Reaktionen auf Verbrenner-Aus: „Technologie-Verbote sind Denkverbote“

Überraschend kam das EU-Parlamentsvotum für ein Aus für Verbrennungsmotoren ab 2035 nicht – längst haben sich viele Zulieferer und Autokonzerne darauf eingestellt. Dennoch hagelt es Kritik aus der Region, denn noch ist der Beschluss kein Gesetz.

Kurbelwelle und Kolben: Die braucht es nicht mehr, falls 2035 das geplante EU-Verbot für neue Pkw und Transportner mit Verbrennungsmotoren in Kraft tritt. Auch in der Region hagelt es Kritik nach dem Beschluss des EU-Parlaments.
Kurbelwelle und Kolben: Die braucht es nicht mehr, falls 2035 das geplante EU-Verbot für neue Pkw und Transportner mit Verbrennungsmotoren in Kraft tritt. Auch in der Region hagelt es Kritik nach dem Beschluss des EU-Parlaments. Foto: Marijan Murat/dpa

Geballte Kritik aus Deutschland und der Technologieregion Karlsruhe gibt es zum EU-Beschluss, wonach ab dem Jahr 2035 keine neuen Pkw und Transporter mit Verbrennungsmotoren mehr verkauft werden dürfen. Überraschend kam das Straßburger Votum für die Konzerne und mittelständischen Zulieferer freilich nicht – viele hatten längst ihre entsprechende Strategie angepasst.

Die Kritik von Herstellern und Lobby-Organisationen der Branche kommt auch daher, weil die 2035er-Regelung erst in Kraft treten kann, wenn auch die EU-Staaten mitziehen. Dazu wird noch verhandelt. Viele sehen Nachbesserungsbedarf, etwa was synthetische Kraftstoffe (E-Fuels) angeht.

Mercedes-Benz reagiert gelassen auf Verbrenner-Aus

Der Autobauer Mercedes-Benz mit seinem Kompaktwagenwerk in Rastatt zeigt sich gelassen. „Im Prinzip begrüßen wir die Entscheidung.

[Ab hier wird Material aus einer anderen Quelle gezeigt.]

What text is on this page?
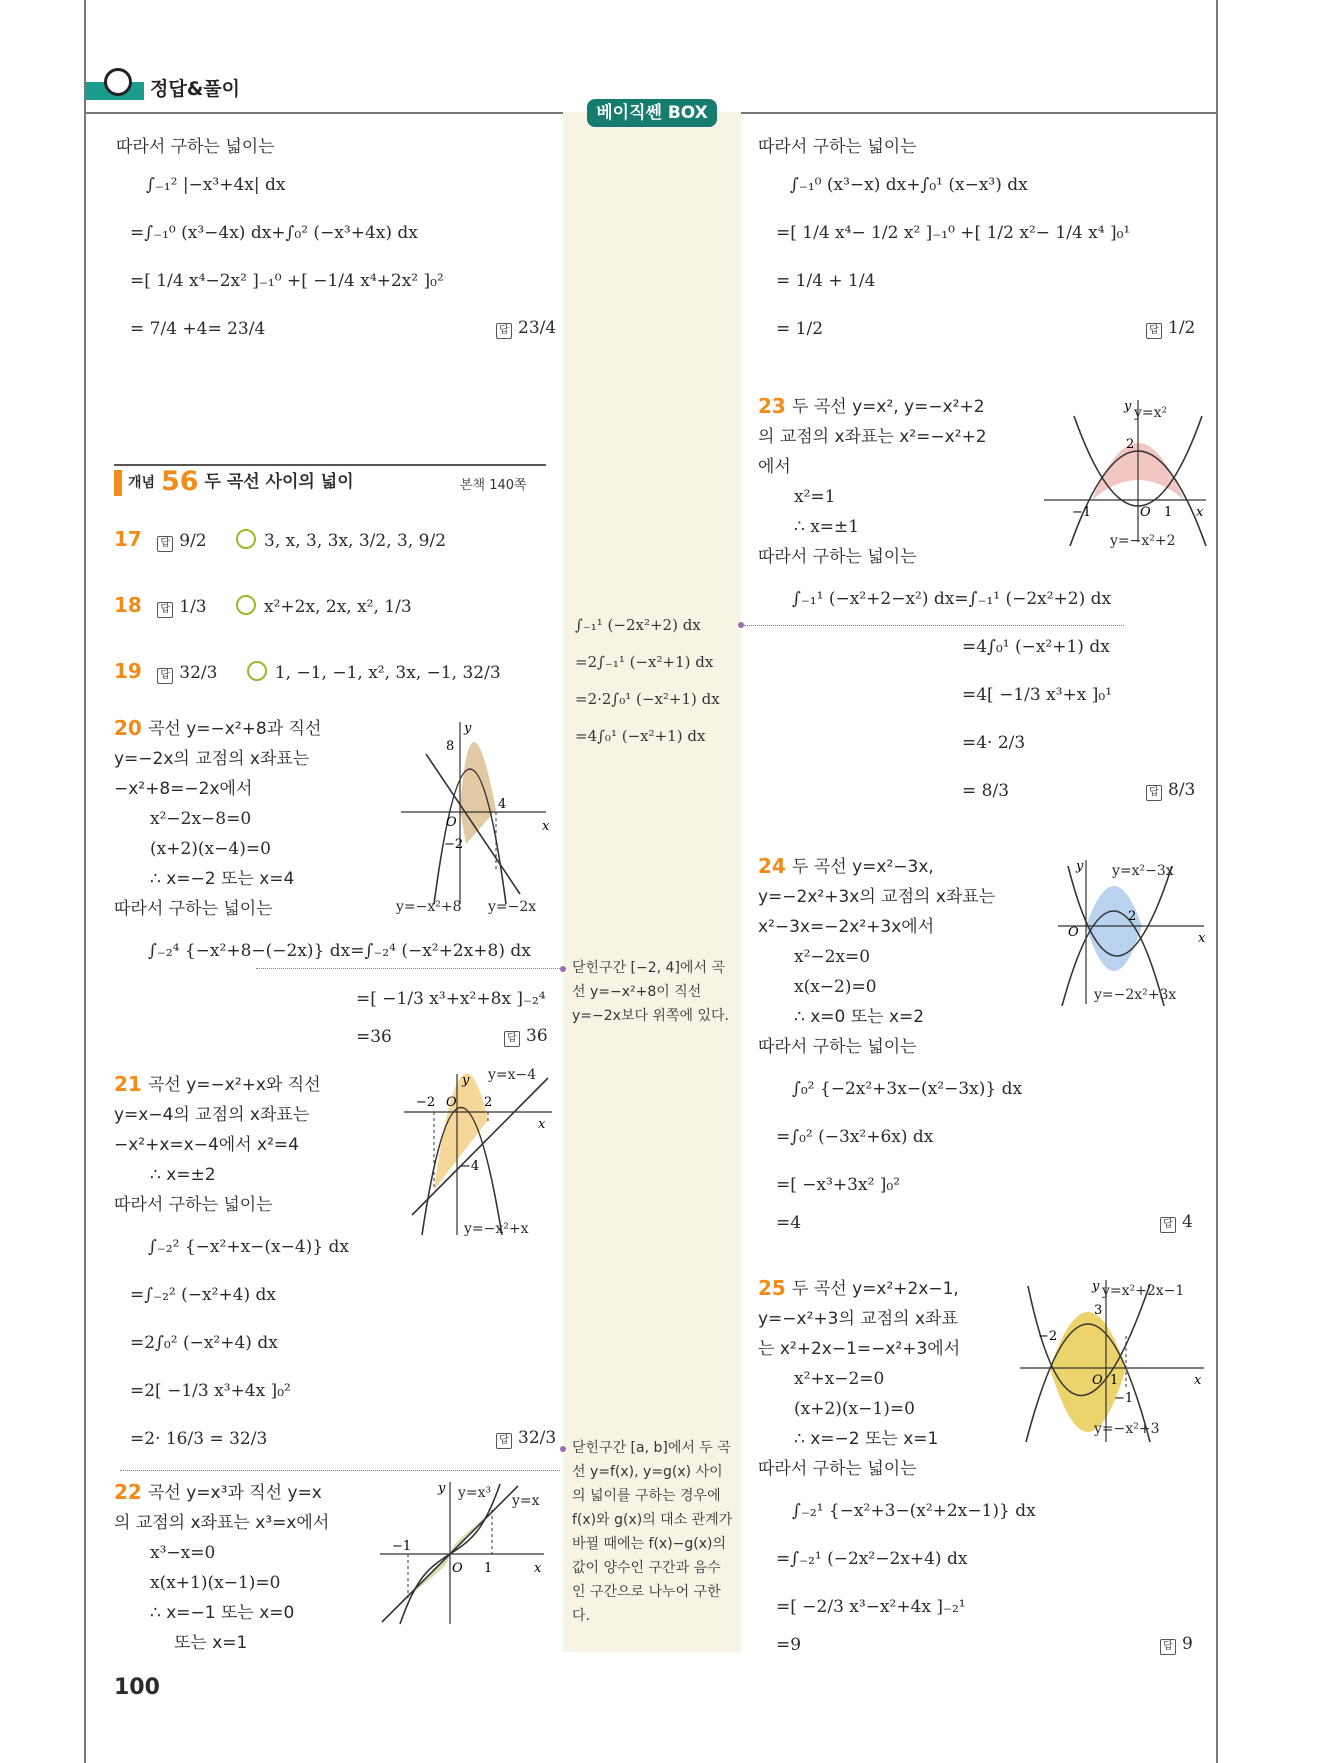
정답&풀이
베이직쎈 BOX
∫₋₁¹ (−2x²+2) dx
=2∫₋₁¹ (−x²+1) dx
=2·2∫₀¹ (−x²+1) dx
=4∫₀¹ (−x²+1) dx
닫힌구간 [−2, 4]에서 곡선 y=−x²+8이 직선 y=−2x보다 위쪽에 있다.
닫힌구간 [a, b]에서 두 곡선 y=f(x), y=g(x) 사이의 넓이를 구하는 경우에 f(x)와 g(x)의 대소 관계가 바뀔 때에는 f(x)−g(x)의 값이 양수인 구간과 음수인 구간으로 나누어 구한다.
따라서 구하는 넓이는
∫₋₁² |−x³+4x| dx
=∫₋₁⁰ (x³−4x) dx+∫₀² (−x³+4x) dx
=[ 1/4 x⁴−2x² ]₋₁⁰ +[ −1/4 x⁴+2x² ]₀²
= 7/4 +4= 23/4	답 23/4
개념 56 두 곡선 사이의 넓이	본책 140쪽
17 답 9/2	3, x, 3, 3x, 3/2, 3, 9/2
18 답 1/3	x²+2x, 2x, x², 1/3
19 답 32/3	1, −1, −1, x², 3x, −1, 32/3
20 곡선 y=−x²+8과 직선
y=−2x의 교점의 x좌표는
−x²+8=−2x에서
x²−2x−8=0
(x+2)(x−4)=0
∴ x=−2 또는 x=4
따라서 구하는 넓이는
∫₋₂⁴ {−x²+8−(−2x)} dx=∫₋₂⁴ (−x²+2x+8) dx
=[ −1/3 x³+x²+8x ]₋₂⁴
=36	답 36
y
x
8
4
O
−2
y=−x²+8 y=−2x
21 곡선 y=−x²+x와 직선
y=x−4의 교점의 x좌표는
−x²+x=x−4에서 x²=4
∴ x=±2
따라서 구하는 넓이는
∫₋₂² {−x²+x−(x−4)} dx
=∫₋₂² (−x²+4) dx
=2∫₀² (−x²+4) dx
=2[ −1/3 x³+4x ]₀²
=2· 16/3 = 32/3	답 32/3
y
x
−2 O 2
−4
y=x−4
y=−x²+x
22 곡선 y=x³과 직선 y=x
의 교점의 x좌표는 x³=x에서
x³−x=0
x(x+1)(x−1)=0
∴ x=−1 또는 x=0
또는 x=1
y
x
−1
O 1
y=x³ y=x
100
따라서 구하는 넓이는
∫₋₁⁰ (x³−x) dx+∫₀¹ (x−x³) dx
=[ 1/4 x⁴− 1/2 x² ]₋₁⁰ +[ 1/2 x²− 1/4 x⁴ ]₀¹
= 1/4 + 1/4
= 1/2	답 1/2
23 두 곡선 y=x², y=−x²+2
의 교점의 x좌표는 x²=−x²+2
에서
x²=1
∴ x=±1
따라서 구하는 넓이는
∫₋₁¹ (−x²+2−x²) dx=∫₋₁¹ (−2x²+2) dx
=4∫₀¹ (−x²+1) dx
=4[ −1/3 x³+x ]₀¹
=4· 2/3
= 8/3	답 8/3
y
x
2
−1	O 1
y=x²
y=−x²+2
24 두 곡선 y=x²−3x,
y=−2x²+3x의 교점의 x좌표는
x²−3x=−2x²+3x에서
x²−2x=0
x(x−2)=0
∴ x=0 또는 x=2
따라서 구하는 넓이는
∫₀² {−2x²+3x−(x²−3x)} dx
=∫₀² (−3x²+6x) dx
=[ −x³+3x² ]₀²
=4	답 4
y
x
O
2
y=x²−3x
y=−2x²+3x
25 두 곡선 y=x²+2x−1,
y=−x²+3의 교점의 x좌표
는 x²+2x−1=−x²+3에서
x²+x−2=0
(x+2)(x−1)=0
∴ x=−2 또는 x=1
따라서 구하는 넓이는
∫₋₂¹ {−x²+3−(x²+2x−1)} dx
=∫₋₂¹ (−2x²−2x+4) dx
=[ −2/3 x³−x²+4x ]₋₂¹
=9	답 9
y
x
3
−2
O 1
−1
y=x²+2x−1
y=−x²+3
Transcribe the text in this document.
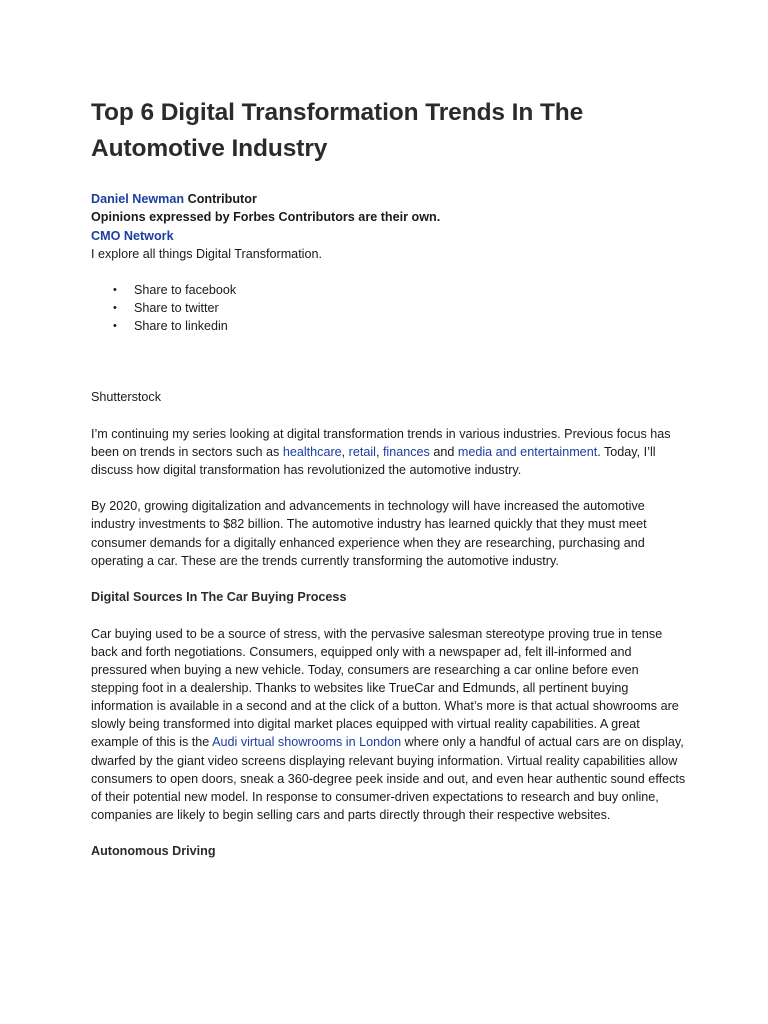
Top 6 Digital Transformation Trends In The Automotive Industry
Daniel Newman Contributor
Opinions expressed by Forbes Contributors are their own.
CMO Network
I explore all things Digital Transformation.
• Share to facebook
• Share to twitter
• Share to linkedin
Shutterstock

I’m continuing my series looking at digital transformation trends in various industries. Previous focus has been on trends in sectors such as healthcare, retail, finances and media and entertainment. Today, I’ll discuss how digital transformation has revolutionized the automotive industry.

By 2020, growing digitalization and advancements in technology will have increased the automotive industry investments to $82 billion. The automotive industry has learned quickly that they must meet consumer demands for a digitally enhanced experience when they are researching, purchasing and operating a car. These are the trends currently transforming the automotive industry.

Digital Sources In The Car Buying Process

Car buying used to be a source of stress, with the pervasive salesman stereotype proving true in tense back and forth negotiations. Consumers, equipped only with a newspaper ad, felt ill-informed and pressured when buying a new vehicle. Today, consumers are researching a car online before even stepping foot in a dealership. Thanks to websites like TrueCar and Edmunds, all pertinent buying information is available in a second and at the click of a button. What’s more is that actual showrooms are slowly being transformed into digital market places equipped with virtual reality capabilities. A great example of this is the Audi virtual showrooms in London where only a handful of actual cars are on display, dwarfed by the giant video screens displaying relevant buying information. Virtual reality capabilities allow consumers to open doors, sneak a 360-degree peek inside and out, and even hear authentic sound effects of their potential new model. In response to consumer-driven expectations to research and buy online, companies are likely to begin selling cars and parts directly through their respective websites.

Autonomous Driving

Bis 2030 sind wir bereit, überall dort vollelektrisch zu werden, wo es die Marktbedingungen zulassen“, sagt Eckart von Klaeden, Leiter External Affairs bei Mercedes-Benz.

Der Beschluss nimmt die Politik aus seiner Sicht aber in die Pflicht, für die erforderliche Infrastruktur zu sorgen. „Entscheidend für den Erfolg des Klimaschutzes im Verkehr sind die Akzeptanz der neuen und nicht das Verbot traditioneller Technologien.“ Derzeit hat der Autobauer mit dem Stern sieben vollelektrische Modelle im Portfolio. Auch in Rastatt werden E-Autos produziert.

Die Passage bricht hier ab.